In a Financial Industry Regulatory Authority ("FINRA") Arbitration Statement of Claim filed in April 2009, Claimant Citigroup alleged that it had mistakenly paid $900,000 to its former employee Respondent Orefice. In addition to seeking recoupment of the $900,000 on the basis of unjust enrichment, Claimant Citigroup sought interest, costs, fees, disbursements, and attorneys's fees. In the Matter of the FINRA Arbitration Between Citigroup Global Markets Inc., Claimant vs. Anthony Orefice, Respondent (FINRA Arbitration 09-02278, July 1, 2011)
Respondent Orefice generally denied the allegations and asserted various affirmative defenses.
The Old Double Dip?
According to the FINRA Arbitration Decision, Claimant Citigroup wanted to recover one of two $900,000.00 payments it had made to former employee Orefice, a 14-year veteran and by 2007, a Managing Director.
In July 2007, Claimant had agreed to pay Respondent $900,000.00 as a "guaranteed incentive and retention award" payable no later than March 15, 2008, provided that he did not voluntarily terminate his employment.
In January 2008, Claimant and Respondent entered into a "Separation Agreement and Release" which provided for, among other things, a $900,000.00 special payment to Respondent because of the termination of Respondent's employment with Claimant due to a reduction in the workforce.
At this point, the two parties disagree as to what was contemplated, what was meant, and what the consequences should be. Unfortunately, the FINRA Decision isn't particularly clear as to the mechanics of the now disputed payment(s). It appears that Claimant Citigroup paid Respondent Orefice two $900,000.00 payments, at least one of which was dated January 29, 2008.
Apparently, Claimant Citigroup asserted that the second $900,000.00 special payment provided for in the January 2008 Separation Agreement was supposed to supplant, not supplement the guaranteed incentive and retention award and that Respondent in essence received two $900,000.00 payments in error. By "supplant," Claimant means that it was to replace. By "not supplement," Claimant means there was only one $900,000 payment contemplated.
Clearly, Claimant's supplant and supplement did not have the same definition in Respondent's lexicon. As far as Respondent Orefice was concerned, he did not voluntarily retire and fully earned out his $900,o00 retention award; and, was also entitled to the second separation payment as a bargained for benefit.
The FINRA Arbitration Panel found that Claimant and Respondent entered into two separate and enforceable agreements, and that the first $900,000.00 payment (the guaranteed incentive and retention award) was not part of the consideration for the separation agreement. As the Panel saw it, the second payment was not intended to supplant but it was intended to supplement.
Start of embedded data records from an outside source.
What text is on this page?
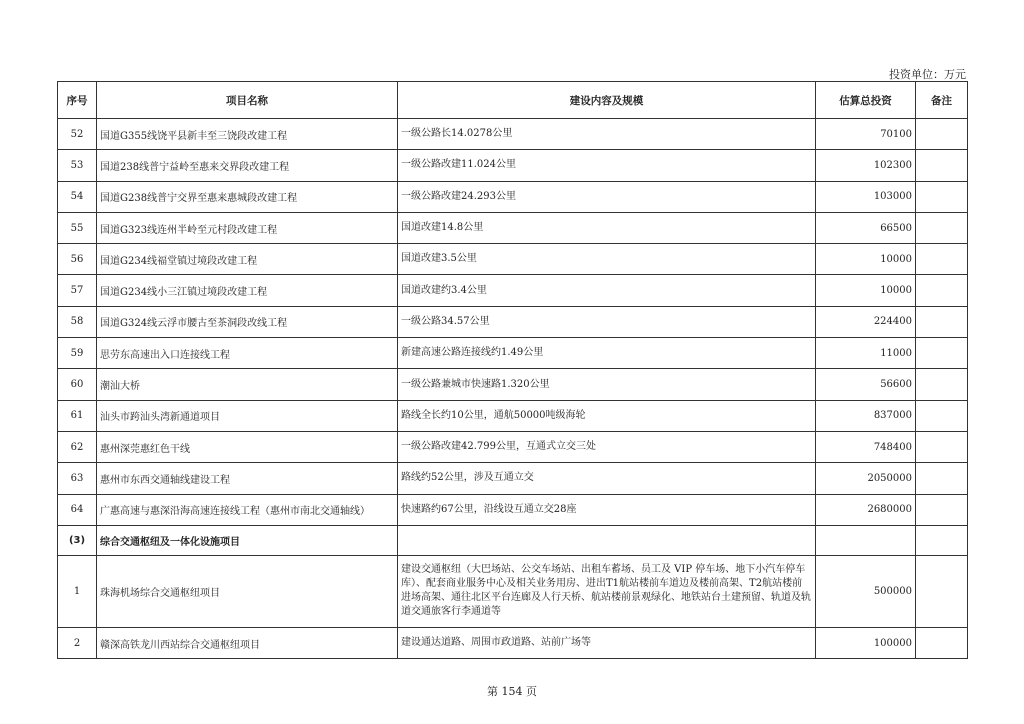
投资单位：万元
序号	项目名称	建设内容及规模	估算总投资	备注
52	国道G355线饶平县新丰至三饶段改建工程	一级公路长14.0278公里	70100	
53	国道238线普宁益岭至惠来交界段改建工程	一级公路改建11.024公里	102300	
54	国道G238线普宁交界至惠来惠城段改建工程	一级公路改建24.293公里	103000	
55	国道G323线连州半岭至元村段改建工程	国道改建14.8公里	66500	
56	国道G234线福堂镇过境段改建工程	国道改建3.5公里	10000	
57	国道G234线小三江镇过境段改建工程	国道改建约3.4公里	10000	
58	国道G324线云浮市腰古至茶洞段改线工程	一级公路34.57公里	224400	
59	思劳东高速出入口连接线工程	新建高速公路连接线约1.49公里	11000	
60	潮汕大桥	一级公路兼城市快速路1.320公里	56600	
61	汕头市跨汕头湾新通道项目	路线全长约10公里，通航50000吨级海轮	837000	
62	惠州深莞惠红色干线	一级公路改建42.799公里，互通式立交三处	748400	
63	惠州市东西交通轴线建设工程	路线约52公里，涉及互通立交	2050000	
64	广惠高速与惠深沿海高速连接线工程（惠州市南北交通轴线）	快速路约67公里，沿线设互通立交28座	2680000	
(3)	综合交通枢纽及一体化设施项目			
1	珠海机场综合交通枢纽项目	建设交通枢纽（大巴场站、公交车场站、出租车蓄场、员工及 VIP 停车场、地下小汽车停车库）、配套商业服务中心及相关业务用房、进出T1航站楼前车道边及楼前高架、T2航站楼前进场高架、通往北区平台连廊及人行天桥、航站楼前景观绿化、地铁站台土建预留、轨道及轨道交通旅客行李通道等	500000	
2	赣深高铁龙川西站综合交通枢纽项目	建设通达道路、周围市政道路、站前广场等	100000	
第 154 页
Although the FINRA Panel allowed that:
Claimant may not have wished to twice pay Respondent $900,000.00, Claimant drafted two separate contracts calling for such payments, and made payments pursuant to those contracts. The Panel finds unpersuasive Claimant's arguments for equitable relief to vitiate contracts which it drafted and executed and which both parties performed.
As such, the Panel denied Claimant's claims.